On 13/08/14 12:44 PM, Thomas Bächler wrote:
Am 13.08.2014 um 17:29 schrieb Damjan Georgievski:
On 13 August 2014 17:26, Damjan Georgievski <gdamjan@gmail.com> wrote:
yey thanks for CONFIG_USER_NS=y
ahh no, I'm stupid. Checked it on another machine and got excited before hand :/
anyway. is there a reason this is not enabled now? all the mainstream distros hae it enabled now Fedora, RHEL/CentOS 7, Ubuntu and Debian (at least on the backported kernel)
I'd think about it, if the feature wasn't entirely useless. Despite the lack of official documentation, I found a document that described how it worked. After reading that document I concluded that the feature is a huge potential security risk with no actual benefit.
If you give me a valid use case for USER_NS, I might reconsider, but every use case I can imagine is crushed by the limitations of the implementation.
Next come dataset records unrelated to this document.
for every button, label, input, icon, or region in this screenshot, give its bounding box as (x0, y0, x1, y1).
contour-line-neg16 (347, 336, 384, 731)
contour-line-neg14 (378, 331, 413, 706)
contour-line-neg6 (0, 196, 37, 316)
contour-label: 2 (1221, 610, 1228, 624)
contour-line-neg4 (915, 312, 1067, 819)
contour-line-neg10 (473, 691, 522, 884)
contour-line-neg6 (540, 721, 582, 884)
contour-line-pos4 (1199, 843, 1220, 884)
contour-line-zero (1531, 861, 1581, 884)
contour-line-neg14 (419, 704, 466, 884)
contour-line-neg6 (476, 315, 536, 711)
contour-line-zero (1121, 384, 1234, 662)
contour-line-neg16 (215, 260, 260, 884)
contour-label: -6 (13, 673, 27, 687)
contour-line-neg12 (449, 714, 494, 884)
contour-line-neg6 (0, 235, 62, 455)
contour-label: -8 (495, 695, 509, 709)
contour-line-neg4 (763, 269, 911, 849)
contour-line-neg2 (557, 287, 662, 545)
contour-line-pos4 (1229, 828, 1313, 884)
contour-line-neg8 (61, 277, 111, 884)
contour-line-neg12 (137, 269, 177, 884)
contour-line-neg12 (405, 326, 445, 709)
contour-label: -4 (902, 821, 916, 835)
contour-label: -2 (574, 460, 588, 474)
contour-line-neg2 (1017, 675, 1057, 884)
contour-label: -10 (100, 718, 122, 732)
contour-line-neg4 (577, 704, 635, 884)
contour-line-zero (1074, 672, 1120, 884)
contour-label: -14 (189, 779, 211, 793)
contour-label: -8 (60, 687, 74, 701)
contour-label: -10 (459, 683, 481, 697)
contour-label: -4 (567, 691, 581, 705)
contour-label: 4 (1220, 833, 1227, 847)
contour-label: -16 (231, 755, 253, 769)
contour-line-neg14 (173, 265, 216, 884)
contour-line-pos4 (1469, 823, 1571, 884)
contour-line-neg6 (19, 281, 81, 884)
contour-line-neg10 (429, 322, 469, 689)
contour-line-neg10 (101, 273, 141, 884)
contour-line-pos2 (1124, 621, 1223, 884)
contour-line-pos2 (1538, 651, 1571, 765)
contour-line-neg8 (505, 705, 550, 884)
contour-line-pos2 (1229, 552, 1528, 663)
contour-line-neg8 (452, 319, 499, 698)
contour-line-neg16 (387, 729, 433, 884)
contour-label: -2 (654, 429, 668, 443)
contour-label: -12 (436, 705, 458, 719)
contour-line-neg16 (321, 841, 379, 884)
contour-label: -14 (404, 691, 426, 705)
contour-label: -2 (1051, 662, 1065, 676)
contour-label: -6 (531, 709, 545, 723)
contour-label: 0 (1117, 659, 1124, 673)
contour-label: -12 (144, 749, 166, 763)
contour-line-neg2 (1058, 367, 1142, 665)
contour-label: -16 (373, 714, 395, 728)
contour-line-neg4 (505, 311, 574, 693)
The use case is primarily allowing unprivileged containers, by making it possible to unshare namespaces, enter a chroot and do some mount operations as a regular user. The systemd user session provides the other half of the picture, which is using control groups as an unprivileged user. The secondary purpose is the quirky uid / gid mapping but I don't really understand the intended use case. It seems way too obscure to ever have it exposed in container implementations and you would need root to do anything interesting with it. It's completely broken from a security POV so enabling it without reverting the patch allowing unprivileged user namespaces isn't sane. The latest vulnerability was disclosed only yesterday: http://www.openwall.com/lists/oss-security/2014/08/12/6 The key patch for Fedora's kernel: http://pkgs.fedoraproject.org/cgit/kernel.git/tree/Revert-userns-Allow-unpri... The same -EPERM return for unprivileged users is also a non-optional part of the grsecurity patch set. AFAICT, it also prevents the class of mounts used in the latest CVE. I might just be misunderstanding how user namespaces are supposed to work.